Another workshop on AI-powered safety management systems highlighted how the technology can dramatically enhance data analysis, risk assessment, and reporting.
The concept of safety culture and just culture were also topics of several workshops.
Aviation psychologist Paul Dickens explored the psychology of trust – what it means, how it is built, its part in just culture, and how it must be fostered. CAE instructor Eric Almond discussed the decline of available personnel and how to attract, mentor, and empower a new generation with the importance of just culture.
The summit offered a wide variety of human factors and decision-making courses, from exploring the effect of the fight or flight response in accidents and enhanced cognitive reasoning.

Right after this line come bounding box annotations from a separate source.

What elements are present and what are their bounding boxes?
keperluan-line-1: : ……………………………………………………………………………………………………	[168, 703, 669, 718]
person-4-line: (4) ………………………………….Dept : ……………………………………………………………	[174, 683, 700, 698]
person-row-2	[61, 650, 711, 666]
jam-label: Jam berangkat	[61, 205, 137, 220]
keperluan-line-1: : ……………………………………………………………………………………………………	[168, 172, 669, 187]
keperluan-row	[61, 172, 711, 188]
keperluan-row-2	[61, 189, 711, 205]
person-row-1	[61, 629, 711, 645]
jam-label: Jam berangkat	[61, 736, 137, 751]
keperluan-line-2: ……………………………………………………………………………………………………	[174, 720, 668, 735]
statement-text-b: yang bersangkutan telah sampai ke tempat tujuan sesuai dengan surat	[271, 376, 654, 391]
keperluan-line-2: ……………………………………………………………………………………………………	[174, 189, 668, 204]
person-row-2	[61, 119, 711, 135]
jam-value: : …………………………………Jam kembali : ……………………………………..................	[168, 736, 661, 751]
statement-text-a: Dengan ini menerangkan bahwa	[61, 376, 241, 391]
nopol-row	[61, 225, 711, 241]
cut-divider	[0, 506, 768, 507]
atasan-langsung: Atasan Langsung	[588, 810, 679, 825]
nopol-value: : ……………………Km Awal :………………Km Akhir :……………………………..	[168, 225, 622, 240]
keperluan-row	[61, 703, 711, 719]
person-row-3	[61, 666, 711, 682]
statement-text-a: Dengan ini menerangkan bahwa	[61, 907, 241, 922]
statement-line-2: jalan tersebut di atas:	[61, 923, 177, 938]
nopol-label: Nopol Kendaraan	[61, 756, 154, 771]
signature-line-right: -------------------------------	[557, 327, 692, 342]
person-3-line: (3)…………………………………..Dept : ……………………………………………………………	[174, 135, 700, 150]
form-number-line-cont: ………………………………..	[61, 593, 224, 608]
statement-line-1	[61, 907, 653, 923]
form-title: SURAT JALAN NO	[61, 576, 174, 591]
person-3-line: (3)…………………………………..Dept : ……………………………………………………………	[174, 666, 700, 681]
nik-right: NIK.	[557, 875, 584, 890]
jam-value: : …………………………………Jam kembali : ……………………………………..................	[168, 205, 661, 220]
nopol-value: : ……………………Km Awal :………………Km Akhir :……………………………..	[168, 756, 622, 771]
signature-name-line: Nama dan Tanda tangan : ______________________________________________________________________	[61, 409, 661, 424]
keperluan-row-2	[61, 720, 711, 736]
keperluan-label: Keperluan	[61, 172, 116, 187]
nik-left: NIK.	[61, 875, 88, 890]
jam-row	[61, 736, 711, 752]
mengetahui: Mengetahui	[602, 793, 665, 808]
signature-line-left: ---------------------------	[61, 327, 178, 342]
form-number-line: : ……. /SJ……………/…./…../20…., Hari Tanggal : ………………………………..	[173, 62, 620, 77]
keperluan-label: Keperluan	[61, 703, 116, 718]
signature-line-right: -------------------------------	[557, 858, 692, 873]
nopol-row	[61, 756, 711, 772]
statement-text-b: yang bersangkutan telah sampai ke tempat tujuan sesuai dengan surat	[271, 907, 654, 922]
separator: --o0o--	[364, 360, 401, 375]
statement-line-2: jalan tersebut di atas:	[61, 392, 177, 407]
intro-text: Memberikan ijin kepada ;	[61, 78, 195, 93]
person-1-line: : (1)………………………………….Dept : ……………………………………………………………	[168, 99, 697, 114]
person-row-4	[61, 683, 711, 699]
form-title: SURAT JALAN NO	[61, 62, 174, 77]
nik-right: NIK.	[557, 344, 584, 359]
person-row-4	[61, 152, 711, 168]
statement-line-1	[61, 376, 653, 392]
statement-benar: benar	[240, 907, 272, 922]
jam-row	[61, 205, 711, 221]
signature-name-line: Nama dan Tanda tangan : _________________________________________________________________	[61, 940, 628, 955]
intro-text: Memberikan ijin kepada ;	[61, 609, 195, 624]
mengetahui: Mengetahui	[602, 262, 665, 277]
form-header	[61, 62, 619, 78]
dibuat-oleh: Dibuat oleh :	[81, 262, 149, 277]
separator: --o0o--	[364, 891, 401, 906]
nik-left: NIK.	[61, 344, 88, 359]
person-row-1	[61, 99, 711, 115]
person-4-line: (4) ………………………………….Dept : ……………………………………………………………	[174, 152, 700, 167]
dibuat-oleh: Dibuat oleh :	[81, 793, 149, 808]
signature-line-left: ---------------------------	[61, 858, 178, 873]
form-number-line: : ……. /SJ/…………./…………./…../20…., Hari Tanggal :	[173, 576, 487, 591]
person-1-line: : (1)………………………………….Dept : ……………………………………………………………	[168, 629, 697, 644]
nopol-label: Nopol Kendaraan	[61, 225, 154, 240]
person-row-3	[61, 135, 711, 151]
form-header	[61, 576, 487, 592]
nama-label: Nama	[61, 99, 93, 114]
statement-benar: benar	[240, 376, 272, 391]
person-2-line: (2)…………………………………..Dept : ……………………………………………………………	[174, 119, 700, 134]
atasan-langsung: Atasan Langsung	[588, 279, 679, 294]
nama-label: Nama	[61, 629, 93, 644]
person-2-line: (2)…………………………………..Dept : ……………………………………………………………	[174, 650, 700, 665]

Archetypal founder Kenneth Wylie, himself an avalanche victim in a scenario he could have avoided, explored aspirational human values and human failings through reviewing the go/no-go conference call the night before the Space Shuttle Challenger launched.
The father of the Dirty Dozen in 1993, Gordon Dupont, joined ACE Consulting’s Willis Jacobs to explore the 12 highest human factors risks that remain as relevant today as they did 30 years ago with one key shift – a more realistic focus on mitigation as opposed to elimination.
Other popular workshops explored whether audits are still the best approach to operational safety, how to safeguard safety management systems and safety culture from leadership changes (which offered insight for new leaders as well as established teams), overcoming ignorance to maintain continuous safety improvement, transforming safety training to increase engagement, safety’s role in the survival of the business, and the impact of cannabinoids on aviation.
The successful event achieved its primary directive – to get industry professionals learning, talking, and collaborating.
Attendees packed the dining hall for breakfast and lunch, with people from multiple companies and countries talking at individual tables. In between, attendees were given ample time to connect and collaborate, and many engaged in animated discussions about what they were learning.
“We’ve received very positive feedback from attendees, which I think is illustrated by the companies that bring their people to the summit every year,” explained CHC Helicopters CEO Tom Burke during the show.
“We have tried to incorporate a range of workshops from highly technical topics like the physics behind unintentional yaw to human factors and human behavior topics that engage the newer generation as well as seasoned professionals since we have everyone here from students to CEOs. I feel we achieved what we aimed to do – help increase safety in our industry. I hope people feel armed to take what they’ve learned home and integrate it into their operations.”